CHATILLON, France – Celebration is the mot du jour in France’s Beaujolais region on the third Thursday of November, when winemakers and sellers uncork the season’s Beaujolais Nouveau with feasting and fanfare.
But considerable uncertainty is clouding this year’s celebration of the idiosyncratic wine, known for its youth rather than its age, as the French wine industry finds itself increasingly squeezed by unfavourable geopolitics and turbulent markets.
New American tariffs are threatening profits. Brexit looms. Unrest in Hong Kong has shaken that lucrative market. And China is turning to Chilean and Argentine wines instead.

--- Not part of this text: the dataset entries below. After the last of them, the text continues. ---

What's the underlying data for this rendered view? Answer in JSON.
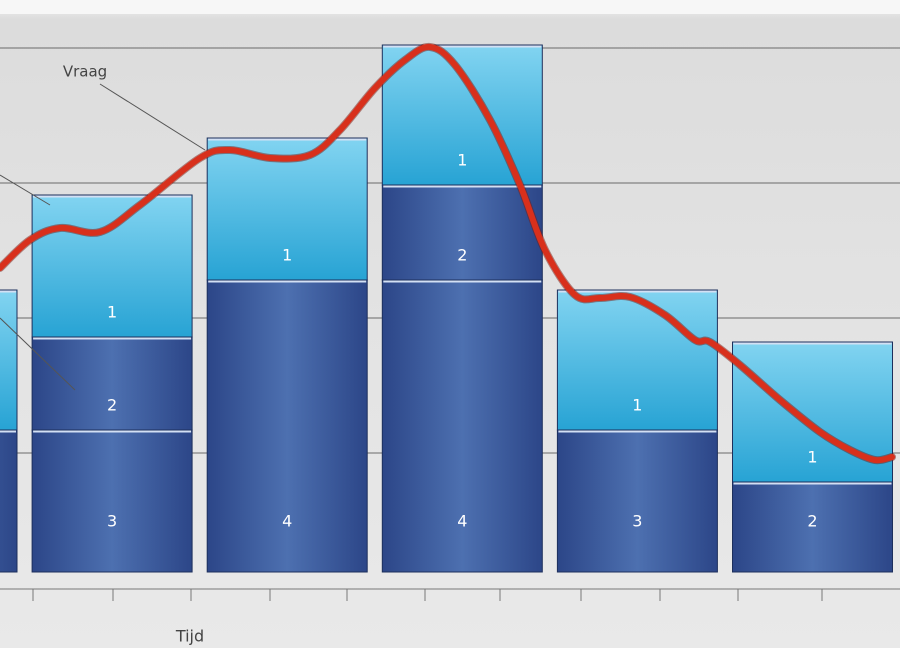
{
  "chart_data": {
    "type": "stacked-bar",
    "x_label": "Tijd",
    "xlim": [
      0,
      900
    ],
    "ylim": [
      0,
      572
    ],
    "yticks": [
      119,
      254,
      389,
      524
    ],
    "grid": true,
    "stacks": [
      {
        "values": [
          142,
          140
        ],
        "labels": [
          null,
          null
        ]
      },
      {
        "values": [
          142,
          93,
          142
        ],
        "labels": [
          "3",
          "2",
          "1"
        ]
      },
      {
        "values": [
          292,
          142
        ],
        "labels": [
          "4",
          "1"
        ]
      },
      {
        "values": [
          292,
          95,
          140
        ],
        "labels": [
          "4",
          "2",
          "1"
        ]
      },
      {
        "values": [
          142,
          140
        ],
        "labels": [
          "3",
          "1"
        ]
      },
      {
        "values": [
          90,
          140
        ],
        "labels": [
          "2",
          "1"
        ]
      }
    ],
    "line": {
      "name": "Vraag",
      "color": "#d8301c",
      "x": [
        0,
        30,
        60,
        100,
        140,
        200,
        230,
        270,
        310,
        340,
        375,
        405,
        430,
        455,
        490,
        520,
        545,
        575,
        600,
        630,
        665,
        695,
        710,
        740,
        780,
        820,
        850,
        875,
        892
      ],
      "values": [
        304,
        332,
        344,
        340,
        367,
        414,
        422,
        414,
        417,
        442,
        484,
        512,
        525,
        507,
        452,
        387,
        322,
        277,
        274,
        275,
        257,
        232,
        230,
        207,
        172,
        140,
        122,
        112,
        115
      ]
    }
  }
}
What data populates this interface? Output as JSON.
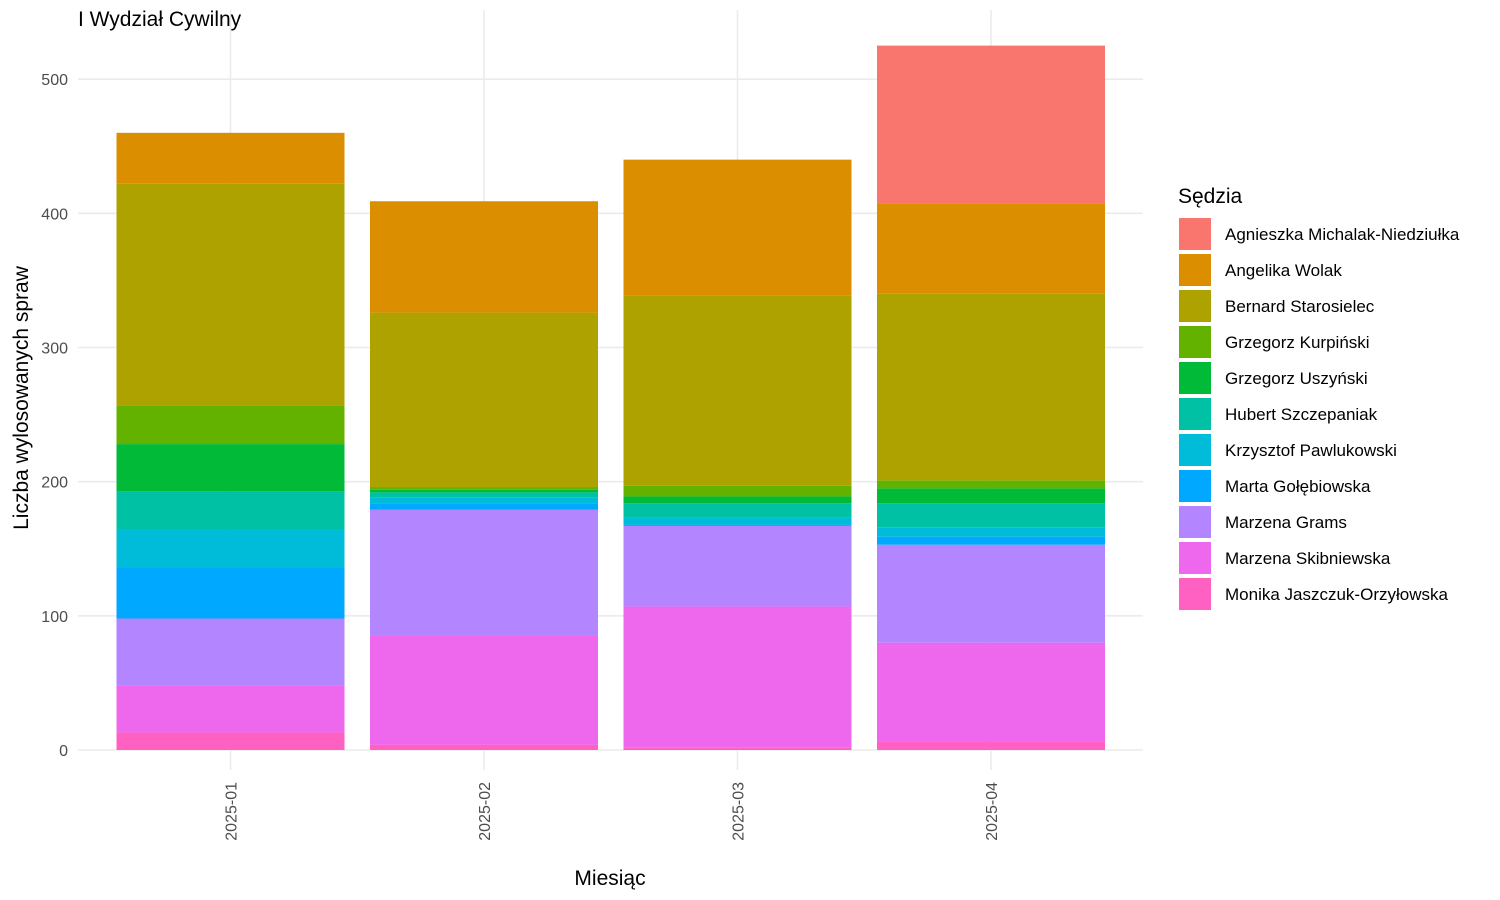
{
  "chart_data": {
    "type": "bar",
    "stacked": true,
    "title": "I Wydział Cywilny",
    "xlabel": "Miesiąc",
    "ylabel": "Liczba wylosowanych spraw",
    "categories": [
      "2025-01",
      "2025-02",
      "2025-03",
      "2025-04"
    ],
    "ylim": [
      0,
      530
    ],
    "yticks": [
      0,
      100,
      200,
      300,
      400,
      500
    ],
    "grid": true,
    "legend": {
      "title": "Sędzia",
      "position": "right"
    },
    "series": [
      {
        "name": "Monika Jaszczuk-Orzyłowska",
        "color": "#FF61C3",
        "values": [
          13,
          4,
          2,
          6
        ]
      },
      {
        "name": "Marzena Skibniewska",
        "color": "#ED68ED",
        "values": [
          35,
          81,
          105,
          74
        ]
      },
      {
        "name": "Marzena Grams",
        "color": "#B385FF",
        "values": [
          50,
          94,
          60,
          73
        ]
      },
      {
        "name": "Marta Gołębiowska",
        "color": "#00A9FF",
        "values": [
          38,
          5,
          1,
          6
        ]
      },
      {
        "name": "Krzysztof Pawlukowski",
        "color": "#00BCD8",
        "values": [
          28,
          4,
          5,
          7
        ]
      },
      {
        "name": "Hubert Szczepaniak",
        "color": "#00C1A3",
        "values": [
          29,
          4,
          11,
          18
        ]
      },
      {
        "name": "Grzegorz Uszyński",
        "color": "#00BA38",
        "values": [
          35,
          2,
          5,
          11
        ]
      },
      {
        "name": "Grzegorz Kurpiński",
        "color": "#64B200",
        "values": [
          29,
          2,
          8,
          6
        ]
      },
      {
        "name": "Bernard Starosielec",
        "color": "#AEA200",
        "values": [
          165,
          130,
          142,
          139
        ]
      },
      {
        "name": "Angelika Wolak",
        "color": "#DB8E00",
        "values": [
          38,
          83,
          101,
          67
        ]
      },
      {
        "name": "Agnieszka Michalak-Niedziułka",
        "color": "#F8766D",
        "values": [
          0,
          0,
          0,
          118
        ]
      }
    ],
    "legend_order": [
      "Agnieszka Michalak-Niedziułka",
      "Angelika Wolak",
      "Bernard Starosielec",
      "Grzegorz Kurpiński",
      "Grzegorz Uszyński",
      "Hubert Szczepaniak",
      "Krzysztof Pawlukowski",
      "Marta Gołębiowska",
      "Marzena Grams",
      "Marzena Skibniewska",
      "Monika Jaszczuk-Orzyłowska"
    ]
  }
}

“Today, world commerce is complicated, especially in a period where the competition is strong,” Dominique Piron, president of the Beaujolais winemakers’ association, told The Associated Press.
Beaujolais, a region spanning 55 kilometres (34 miles) north of Lyon, has spent decades marketing its wines globally. It now exports to more than 110 countries, according to statistics from Vinescence, a wine production company working with 310 winemakers in the area.
Beaujolais Nouveau has seen remarkable success. Half of the wine is exported, notably to Japan, the United States, and the United Kingdom.
Some connoisseurs scoff at the young, inexpensive variety, a proud newcomer amid renowned wines in Burgundy to the north and in Beaujolais itself.
Beaujolais Nouveau producers and defenders, however, say their wine buoys the regional economy and constitutes a significant material and cultural export for France. During the first eight months of 2019, it led French wine regions in exports, according to Piron.
“It’s a wine that goes with most cuisines in the world – very easy to match, even with spices,” he said.
French authorities first designated the appellation in 1951, allowing Beaujolais winemakers to sell wine from that autumn’s grape harvest a month ahead of the usual mid-December start date.
The wine – light, fruity, and not too alcoholic – lends itself to early consumption, producers say. And the time peg lends itself to parties. Producers have marketed it with the holiday season, opening sales a month before Christmas, and a week before Thanksgiving in the United States.
Winemaker Franck Duboeuf will kick off this year’s season in Houston, courting buyers in a country whose government just slapped tariffs on his products. The Trump administration imposed a 25% import tax on most French still wines last month as part of a trade spat with the European Union over illegal subsidies for the aircraft giant Airbus.
Orders had already been set, and places on planes or boats reserved, for this year’s Beaujolais Nouveau by the time the tariffs took effect. Producers said they struck up arrangements to shoulder part of the cost themselves – and distribute most of the rest along the supply chain – in order to retain their American clientele.
On top of the tariffs, uncertainty lingers around trade with the United Kingdom, whose Dec. 12 election will determine the future of Brexit. When and how Brexit takes shape could impact the wine trade.
Changing tastes complicate the picture further. The Japanese, who were buying a “tsunami” of Beaujolais a decade ago, seem to be losing their appetite for the wine, Piron said.
Twelve years ago, French winemakers sold one bottle of Beaujolais Nouveau for every 12 inhabitants in Japan – a total of 12 million bottles per year, according to Piron. Now, Japan imports about half that number.
“It was enormous. It could not have lasted. Because at any moment, trends pass, fashions change,” Piron said.
As once-friendly international markets shrink, some Beaujolais Nouveau producers are turning to new ones like Brazil and Portugal, Duboeuf said.
Others, like winemaker Claire Chasselay, are orienting their businesses toward local consumers instead.
While big producers have bought up many smaller operations in the region, the Chasselay family, which has run vineyards north of Chatillon since the 15th century, seeks to buck that trend.
The Chasselays decided two decades ago to stop spraying their vines, pre-empting the preference for organic products that has gripped younger consumers in recent years and placed pressure on winemakers to adapt their growing techniques.
Though they exported 6,000 of the 22,500 bottles of Beaujolais Nouveau they sold this year, Chasselay prefers to see her wine on nearby shelves and tables.
“It’s important that you enjoy eating at the restaurants that sell your wine, and that you know the people,” she said. “It’s also about that: the pleasure, above all, of the conviviality in your work.”
She loaded one of the season’s last orders into her van and drove it just 17 kilometres (11 miles) to one of her customers – the wine shop and restaurant of Gaetan Vial in Charbonnieres-les-Bains.
Swirling the light red around in his mouth, Vial pronounced it “top-notch.”